CMS Proposes Changes to Rules related to Medicaid Access to Care Requirements
On March 23rd, the Centers for Medicare and Medicaid Services (CMS) issued a proposed rule that would exempt states from requirements to analyze and monitor access to care in the Medicaid program under certain circumstances.
The proposal seeks to amend 42 CFR 447.203(b), which sets forth the process for states to document whether Medicaid payments in fee-for-service (FFS) delivery systems are sufficient to ensure appropriate access to services. Specifically, states must develop, update every three years, and submit to CMS an access monitoring review plan (AMRP) for Medicaid services provided via FFS Medicaid.
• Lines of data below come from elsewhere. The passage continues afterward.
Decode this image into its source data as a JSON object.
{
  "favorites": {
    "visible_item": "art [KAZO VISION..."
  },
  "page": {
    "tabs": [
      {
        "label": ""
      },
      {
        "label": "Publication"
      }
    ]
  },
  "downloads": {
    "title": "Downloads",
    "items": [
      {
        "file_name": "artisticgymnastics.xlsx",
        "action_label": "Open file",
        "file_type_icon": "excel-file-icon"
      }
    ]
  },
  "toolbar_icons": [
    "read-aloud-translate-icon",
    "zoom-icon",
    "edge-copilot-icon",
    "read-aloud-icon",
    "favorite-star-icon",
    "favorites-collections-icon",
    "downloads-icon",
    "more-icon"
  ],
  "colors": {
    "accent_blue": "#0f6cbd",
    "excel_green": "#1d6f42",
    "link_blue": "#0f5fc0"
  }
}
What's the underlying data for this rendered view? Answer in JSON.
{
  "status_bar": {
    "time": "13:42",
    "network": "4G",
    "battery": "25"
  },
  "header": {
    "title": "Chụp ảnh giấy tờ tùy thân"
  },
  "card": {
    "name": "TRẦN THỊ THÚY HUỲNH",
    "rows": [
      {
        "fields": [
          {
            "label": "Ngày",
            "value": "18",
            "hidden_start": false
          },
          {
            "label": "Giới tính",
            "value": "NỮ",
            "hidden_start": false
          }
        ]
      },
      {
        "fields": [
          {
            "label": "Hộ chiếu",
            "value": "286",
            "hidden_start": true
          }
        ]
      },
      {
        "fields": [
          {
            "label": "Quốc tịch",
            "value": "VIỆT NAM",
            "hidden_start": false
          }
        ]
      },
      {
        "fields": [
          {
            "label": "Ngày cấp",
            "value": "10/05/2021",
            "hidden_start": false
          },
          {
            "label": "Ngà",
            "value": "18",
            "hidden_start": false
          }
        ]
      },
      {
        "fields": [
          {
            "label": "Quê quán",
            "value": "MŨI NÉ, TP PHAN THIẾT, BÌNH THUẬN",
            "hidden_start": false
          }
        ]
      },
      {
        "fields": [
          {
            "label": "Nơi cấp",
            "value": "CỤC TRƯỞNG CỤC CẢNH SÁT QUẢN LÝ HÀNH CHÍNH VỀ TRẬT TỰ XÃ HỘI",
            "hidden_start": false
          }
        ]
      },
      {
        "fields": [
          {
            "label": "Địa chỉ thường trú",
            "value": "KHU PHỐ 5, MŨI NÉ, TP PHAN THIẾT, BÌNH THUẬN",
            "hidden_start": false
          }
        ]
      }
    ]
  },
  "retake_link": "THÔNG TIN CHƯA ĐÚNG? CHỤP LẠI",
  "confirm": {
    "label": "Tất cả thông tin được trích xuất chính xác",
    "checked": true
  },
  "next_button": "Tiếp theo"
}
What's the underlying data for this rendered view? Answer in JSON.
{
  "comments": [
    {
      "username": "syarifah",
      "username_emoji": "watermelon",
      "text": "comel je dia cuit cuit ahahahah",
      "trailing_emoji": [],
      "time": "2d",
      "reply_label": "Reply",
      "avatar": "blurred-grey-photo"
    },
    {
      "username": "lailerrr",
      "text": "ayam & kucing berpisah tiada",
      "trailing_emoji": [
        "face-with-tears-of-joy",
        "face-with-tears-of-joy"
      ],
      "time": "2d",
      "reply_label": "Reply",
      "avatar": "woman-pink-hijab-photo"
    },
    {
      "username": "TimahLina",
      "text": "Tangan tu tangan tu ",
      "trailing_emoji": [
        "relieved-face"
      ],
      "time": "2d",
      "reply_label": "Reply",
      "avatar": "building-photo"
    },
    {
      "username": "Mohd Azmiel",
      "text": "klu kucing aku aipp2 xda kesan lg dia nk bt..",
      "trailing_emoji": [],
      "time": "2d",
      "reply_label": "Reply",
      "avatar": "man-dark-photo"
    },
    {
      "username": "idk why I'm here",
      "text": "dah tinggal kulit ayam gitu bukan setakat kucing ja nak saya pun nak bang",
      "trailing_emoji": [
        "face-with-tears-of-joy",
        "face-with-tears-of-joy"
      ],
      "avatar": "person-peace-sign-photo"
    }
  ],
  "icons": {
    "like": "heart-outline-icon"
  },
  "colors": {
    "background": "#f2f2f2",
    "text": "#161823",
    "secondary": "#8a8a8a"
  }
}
Current regulations specify areas of care that must be included, the information that must be collected and reviewed via a data-driven process, and an access review that must be completed when provider payment rates are being changed.
The proposal also seeks to amend 42 CFR 447.204, which requires states to hold a public process and submit documentation (including its AMRP, an analysis of the impact of the rate change, and an analysis of public input) when changing provider payment rates.
The proposed rule would provide an exemption from these processes under certain circumstances:
- States will high managed care enrollment would be exempt from both the AMRP requirement and the regulatory requirement to hold a public process and submit documentation (including an access review under the AMRP) to CMS when changing provider payment rates. This would include states that have a comprehensive, risk-based Medicaid managed care delivery system with enrollment rates over 85 percent of the total Medicaid population in the state (inclusive of managed care contracts under Section 1115 Medicaid Waivers). Such states would have to submit an attestation of meeting the enrollment threshold by January 1st of each year. They would remain subject to underlying statutory requirements and would be required to submit data demonstrating compliance with the statute.
- States that make nominal payment reductions via state plan amendments (SPAs) would be exempt from the requirement to hold a public process and submit documentation (including an access review under the AMRP). This would apply when the proposal to reduce provider payment rates or restructure payments includes an overall reduction of 4 percent or less of overall spending within the service category in a single fiscal year or 6 percent or less over two consecutive fiscal years. This proposal seeks to codify guidance provided to states via State Medicaid Director Letter 17-004 exempting nominal changes to payment rates that are unlikely to diminish access to care, and goes further to exempt the state from a public process requirement in such instances.
The rule also proposes to modify the requirements under 42 CFR 447.204(b)(2) for states that remain subject to the public process and documentation requirements when proposing to reduce or restructure Medicaid payment rates. States would no longer have to submit an analysis anticipating the impact of the proposed change; instead the state would have to submit an assurance that data indicates that access is currently (at the time of submission) consistent with Federal law.
Comments on the rule are due by May 22, 2018 by 5 p.m.